La vulnerabilità scoperta da ZecOps consiste in un bug che permette ad un hacker di eseguire codice da remoto se invia alla potenziale vittima una e-mail che consuma molta memoria RAM. Non serve un messaggio di grandi dimensioni: basta confezionare a dovere l’e-mail per aumentare a dismisura il consumo di memoria. Una volta ottenuto ciò, entra in gioco la vulnerabilità che ZecOps non ha però descritto nei dettagli, per dare il tempo ad Apple di chiudere la falla.

Non serve un click

La vulnerabilità può essere attivata prima che l’intera e-mail venga scaricata, quindi il suo contenuto non rimarrà necessariamente sul dispositivo e, quindi, potrebbe anche non lasciare traccia.
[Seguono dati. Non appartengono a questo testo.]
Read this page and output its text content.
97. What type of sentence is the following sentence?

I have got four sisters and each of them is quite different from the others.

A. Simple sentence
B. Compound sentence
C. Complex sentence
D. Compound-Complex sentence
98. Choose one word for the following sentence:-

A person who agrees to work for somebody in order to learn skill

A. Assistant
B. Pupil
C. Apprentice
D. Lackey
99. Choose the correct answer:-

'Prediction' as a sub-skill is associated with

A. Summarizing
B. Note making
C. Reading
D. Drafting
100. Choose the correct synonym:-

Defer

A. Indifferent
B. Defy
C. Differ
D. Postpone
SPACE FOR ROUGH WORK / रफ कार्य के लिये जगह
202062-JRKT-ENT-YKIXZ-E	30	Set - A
E’ possibile che di attacchi di questo tipo ce ne siano stati parecchi, senza che nessuno se ne possa accorgere. Anche perché, su iOS 13, non è necessario che l’utente faccia click su alcun link o che scarichi alcun file allegato. Su iOS 12 o precedenti, invece, è necessaria l’azione da parte dell’utente. In ogni caso, l’attacco parte persino prima che il dispositivo mostri il messaggio e-mail. Non essendoci ancora una patch per questa vulnerabilità ZecOps consiglia a tutti gli utenti Apple di non usare l’app Mail e di sostituirla temporaneamente con un’altra equivalente.